Goddamnit! Focus you are fucking held captive here and you're drooling over the mastermind?! Seriously Yoo Jeongyeon, I did not raise you to be like this!

Was that my brain? What the fuck?

And what do you mean drooling? I am not!!!!!

Oh shut up! We both know you are totally whipped for this girl. Don't even try to deny it.

I think I must have gone crazy. Am I seriously talking to myself right now?

But seriously why is she so cute? Just please kill me.

I did not even noticed that she already entered the room with a tray of food in her hand.

She brought food. Isn't she so sweet for a kidnapper?

Stupid! Of course she would bring you food. She needs you to be healthy so that she can eat you after.

Why would she eat me?!?! She isn't a a cannibal! She doesn't eat human meat. That's just gross.

Yeah well everyone changes. Maybe she does now.

But I know her! She doesn't even like watching horror movies. And she won't kill me. I know she won't.
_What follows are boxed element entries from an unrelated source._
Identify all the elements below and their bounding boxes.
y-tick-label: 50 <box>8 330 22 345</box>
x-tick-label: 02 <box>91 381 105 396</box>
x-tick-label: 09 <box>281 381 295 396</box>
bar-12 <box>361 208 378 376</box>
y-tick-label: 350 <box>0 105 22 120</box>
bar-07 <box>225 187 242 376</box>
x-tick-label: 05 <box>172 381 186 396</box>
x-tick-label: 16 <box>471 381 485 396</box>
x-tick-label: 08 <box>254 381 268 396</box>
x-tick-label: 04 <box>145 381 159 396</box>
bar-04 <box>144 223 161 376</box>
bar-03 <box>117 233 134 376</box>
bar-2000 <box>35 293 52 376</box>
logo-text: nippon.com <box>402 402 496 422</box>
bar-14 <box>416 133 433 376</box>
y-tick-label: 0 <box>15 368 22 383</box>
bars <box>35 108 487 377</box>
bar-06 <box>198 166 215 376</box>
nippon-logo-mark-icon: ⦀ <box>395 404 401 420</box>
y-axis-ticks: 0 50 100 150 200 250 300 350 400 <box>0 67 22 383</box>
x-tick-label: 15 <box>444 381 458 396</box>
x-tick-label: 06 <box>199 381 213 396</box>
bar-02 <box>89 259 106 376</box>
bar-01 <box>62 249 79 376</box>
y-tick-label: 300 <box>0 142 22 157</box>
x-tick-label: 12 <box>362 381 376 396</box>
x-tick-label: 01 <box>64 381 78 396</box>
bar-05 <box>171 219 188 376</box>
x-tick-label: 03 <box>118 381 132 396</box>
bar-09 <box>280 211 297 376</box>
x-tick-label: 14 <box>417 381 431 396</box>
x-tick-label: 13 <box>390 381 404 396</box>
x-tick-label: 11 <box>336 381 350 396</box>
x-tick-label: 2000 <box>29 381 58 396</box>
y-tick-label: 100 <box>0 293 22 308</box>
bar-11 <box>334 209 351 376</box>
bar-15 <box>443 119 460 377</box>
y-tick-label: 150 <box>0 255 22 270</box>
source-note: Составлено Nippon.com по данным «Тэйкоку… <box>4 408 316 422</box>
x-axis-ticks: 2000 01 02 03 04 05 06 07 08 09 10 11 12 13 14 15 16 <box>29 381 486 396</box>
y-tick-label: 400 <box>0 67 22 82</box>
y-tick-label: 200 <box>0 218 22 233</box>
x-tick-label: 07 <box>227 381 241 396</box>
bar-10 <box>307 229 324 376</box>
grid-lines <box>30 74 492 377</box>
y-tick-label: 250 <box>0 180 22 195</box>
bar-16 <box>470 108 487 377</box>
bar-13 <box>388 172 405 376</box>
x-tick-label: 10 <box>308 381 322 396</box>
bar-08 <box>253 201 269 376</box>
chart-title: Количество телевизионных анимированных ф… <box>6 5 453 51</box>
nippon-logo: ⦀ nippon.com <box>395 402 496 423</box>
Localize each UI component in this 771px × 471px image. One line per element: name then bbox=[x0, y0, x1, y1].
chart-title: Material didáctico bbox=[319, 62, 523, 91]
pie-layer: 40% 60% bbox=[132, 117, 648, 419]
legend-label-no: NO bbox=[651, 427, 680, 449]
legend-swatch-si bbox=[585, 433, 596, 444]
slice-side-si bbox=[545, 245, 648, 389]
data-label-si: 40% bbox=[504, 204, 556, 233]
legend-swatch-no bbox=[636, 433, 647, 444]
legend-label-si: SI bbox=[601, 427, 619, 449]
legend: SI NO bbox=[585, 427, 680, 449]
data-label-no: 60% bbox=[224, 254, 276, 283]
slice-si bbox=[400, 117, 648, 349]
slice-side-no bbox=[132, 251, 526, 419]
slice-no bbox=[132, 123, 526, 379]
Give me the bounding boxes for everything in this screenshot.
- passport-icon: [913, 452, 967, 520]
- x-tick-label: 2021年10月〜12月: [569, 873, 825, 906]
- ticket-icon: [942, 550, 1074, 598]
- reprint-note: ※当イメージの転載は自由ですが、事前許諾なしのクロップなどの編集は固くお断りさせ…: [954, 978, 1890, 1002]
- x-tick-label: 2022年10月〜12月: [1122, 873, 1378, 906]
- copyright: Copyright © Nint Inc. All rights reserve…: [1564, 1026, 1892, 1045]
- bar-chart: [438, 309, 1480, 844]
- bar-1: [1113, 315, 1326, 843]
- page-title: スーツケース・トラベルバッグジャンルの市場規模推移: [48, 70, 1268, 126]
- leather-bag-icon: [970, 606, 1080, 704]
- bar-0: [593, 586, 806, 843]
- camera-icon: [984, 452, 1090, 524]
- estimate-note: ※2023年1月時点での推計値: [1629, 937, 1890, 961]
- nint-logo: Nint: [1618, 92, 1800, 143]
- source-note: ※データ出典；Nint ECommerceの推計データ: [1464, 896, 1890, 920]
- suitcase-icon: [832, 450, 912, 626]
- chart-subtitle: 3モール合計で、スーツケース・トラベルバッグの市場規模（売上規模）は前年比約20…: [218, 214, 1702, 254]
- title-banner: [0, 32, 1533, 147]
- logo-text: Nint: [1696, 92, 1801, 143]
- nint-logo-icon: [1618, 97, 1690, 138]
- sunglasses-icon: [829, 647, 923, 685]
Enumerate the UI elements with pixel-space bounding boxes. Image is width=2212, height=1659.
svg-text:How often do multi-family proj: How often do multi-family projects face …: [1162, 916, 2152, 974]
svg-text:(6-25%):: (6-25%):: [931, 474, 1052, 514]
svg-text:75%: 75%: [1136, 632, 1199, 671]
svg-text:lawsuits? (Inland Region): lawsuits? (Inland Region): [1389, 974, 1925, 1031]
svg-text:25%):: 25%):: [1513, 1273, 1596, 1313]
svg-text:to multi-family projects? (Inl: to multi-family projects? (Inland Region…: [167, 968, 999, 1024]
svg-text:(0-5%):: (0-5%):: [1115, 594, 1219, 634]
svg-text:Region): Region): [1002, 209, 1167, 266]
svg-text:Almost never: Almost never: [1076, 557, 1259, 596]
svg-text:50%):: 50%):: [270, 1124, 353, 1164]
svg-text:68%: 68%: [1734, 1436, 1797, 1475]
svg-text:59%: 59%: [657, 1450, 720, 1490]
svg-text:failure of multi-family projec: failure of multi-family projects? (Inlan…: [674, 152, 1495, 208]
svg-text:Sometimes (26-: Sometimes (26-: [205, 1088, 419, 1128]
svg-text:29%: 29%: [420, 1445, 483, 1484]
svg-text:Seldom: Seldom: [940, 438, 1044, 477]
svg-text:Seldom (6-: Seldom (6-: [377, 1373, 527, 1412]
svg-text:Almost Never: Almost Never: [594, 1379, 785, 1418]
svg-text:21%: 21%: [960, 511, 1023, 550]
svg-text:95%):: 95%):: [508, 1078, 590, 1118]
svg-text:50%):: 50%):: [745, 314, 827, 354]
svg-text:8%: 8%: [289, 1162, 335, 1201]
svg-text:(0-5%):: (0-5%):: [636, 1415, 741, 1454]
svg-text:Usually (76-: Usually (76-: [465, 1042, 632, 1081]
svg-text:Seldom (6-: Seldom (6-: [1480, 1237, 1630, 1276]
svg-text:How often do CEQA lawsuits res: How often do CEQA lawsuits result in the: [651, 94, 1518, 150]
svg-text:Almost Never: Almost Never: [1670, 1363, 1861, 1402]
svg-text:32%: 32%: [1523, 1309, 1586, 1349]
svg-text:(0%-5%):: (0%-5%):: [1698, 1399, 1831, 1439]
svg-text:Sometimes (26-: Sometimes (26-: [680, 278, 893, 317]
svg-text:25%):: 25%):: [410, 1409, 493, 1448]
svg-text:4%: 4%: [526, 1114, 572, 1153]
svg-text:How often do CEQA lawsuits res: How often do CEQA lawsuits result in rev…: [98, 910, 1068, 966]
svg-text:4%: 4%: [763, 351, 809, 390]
Yeah sure, continue fooling yourself.

Stop talking to me, it's so weird!!!

She smiled walking to me. Slowly she settle down the tray in the bed, careful enough so that the water won't spill.

"Goodmorning, my love" she smiled.

Oh so it's morning now? I- and what? Did she just called me my love?!

Okay now stop it Yoo. You are better than this. Don't blush. Don't blush. Don't blush. Fuck

I did not answered. I don't know if it is because of the fact that I don't know what to answer or maybe I am just still too shocked to even form a sentence without stuttering.

I hate how big is her effect on me.

She touched my face and I hate myself for loving it. I admit, I missed her touch. But no, there is no time for being whipped right now.

I looked away causing her hand to slip away from my cheeks. And I tried hiding the disappointment when the warmth of her palms went gone.

"Brought you breakfast, here" she tried spoon feeding me but I refused.

"Honey please eat, I cooked this just for you. Aren't you hungry?"

I hate it. I hate how soft her voice was. I hate how sweet it sounded. I hate that I am slowly falling into her charms again.

"Why did you locked me up here?" I started to gain confident to finally speak for the first time.

She sighed then placed the spoon back to the plate.

"Let's talk about it later, please eat while the food is still hot"

I gave in.

I thought that if I want to escape, then I'll be needing a lot of energy.

She did not put poison in this food right?

"Don't worry I did not put anything in there. I won't kill you darling" she laughed then smiled softly.

Is she a mind reader? And what's with the endearment? Is she trying to give me a heart attack?

After contemplating whether to eat or not. I decided that after all I'll still die anyway.

And what's bad in dying anyways? At least I got to hear her calling me darling before I die. I can finally rest in peace.

Whipped ass bitch.

Shut up! Is it bad to be selfish just for once?

This is suicide, what are you saying?

I opened my mouth the moment she brought the spoon near me. She smiled in satisfactory showing those adorable teeth.

If we're not in this kind of situation right now, I might tease her. She looks so cute with those squishy cheeks and tantalizing eyes.

Hmm! It tastes good. How long does it take before the poison takes effect?

She watch me with adoration as I chew on the food. Why is she like this? I think this is gonna be the cause of my death not the poison.

I am kind of impressed that she managed to cook a food that is edible. I remember she almost burned her condo when she tried cooking before.

But now, she can actually cook real food and the taste got better too. I refuse to believe that she is the same person that I know of.

That person is clumsy and is even scared of a little bug. She can never do this.

She would never do this. My bunny would never do this.